Why doesn't Vandermonde's identity work in this case?

Question

Given the identity here, to me it seems that this should be true: $$\sum_{i = 0}^{n}\binom{n+i} i\binom{2n-i}{n-i} = \binom{3n}{n}$$

But it seems that this is not the case.

It turns out that it is actually $$\sum_{i = 0}^{n}\binom{n+i} i\binom{2n-i-1}{n-i} = \binom{3n}{n}$$for $n\ge1$.

Why is this the case? Shouldn't the above technically follow Vandermonde's identity?

Answer 1

Here we have Chu-Vandermonde's identity in disguise. The crucial point is that we have the bound variable $i$ not only as lower index, but also as upper index of the binomial coeffcient. Nevertheless we can transform the binomial coefficient using the binomial identity \begin{align*} \binom{p+q-1}{q}=(-1)^q\binom{-p}{q}\tag{1} \end{align*} and then we can apply Chu-Vandermonde's identity.

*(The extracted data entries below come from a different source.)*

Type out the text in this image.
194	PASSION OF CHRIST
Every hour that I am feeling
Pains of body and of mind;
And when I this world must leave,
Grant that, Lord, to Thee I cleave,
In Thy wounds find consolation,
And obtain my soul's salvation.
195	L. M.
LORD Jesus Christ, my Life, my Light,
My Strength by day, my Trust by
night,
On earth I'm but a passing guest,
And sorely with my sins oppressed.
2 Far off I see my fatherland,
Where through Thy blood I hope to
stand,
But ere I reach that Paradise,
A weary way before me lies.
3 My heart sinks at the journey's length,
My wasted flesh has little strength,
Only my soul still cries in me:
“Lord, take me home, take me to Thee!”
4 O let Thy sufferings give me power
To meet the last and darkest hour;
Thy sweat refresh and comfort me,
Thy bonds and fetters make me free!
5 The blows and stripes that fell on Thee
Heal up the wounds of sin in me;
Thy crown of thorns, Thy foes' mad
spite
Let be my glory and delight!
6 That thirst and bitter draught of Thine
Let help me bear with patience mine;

We obtain \begin{align*} \color{blue}{\sum_{i = 0}^{n}}&\color{blue}{\binom{n+i} {i}\binom{2n-i-1}{n-i}}\\ &=\sum_{i=0}^n\binom{-n-1}{i}(-1)^i\binom{-n}{n-i}(-1)^{n-i}\tag{2}\\ &=(-1)^n\sum_{i=0}^n\binom{-n-1}{i}\binom{-n}{n-i}\tag{3}\\ &=(-1)^n\binom{-2n-1}{n}\tag{4}\\ &\,\,\color{blue}{=\binom{3n}{n}} \end{align*} and the claim follows.

Comment:

• In (2) we apply the binomial identity (1) twice.

• In (3) we are ready to apply the Chu-Vandermonde identity.

• In (4) we apply (1) again.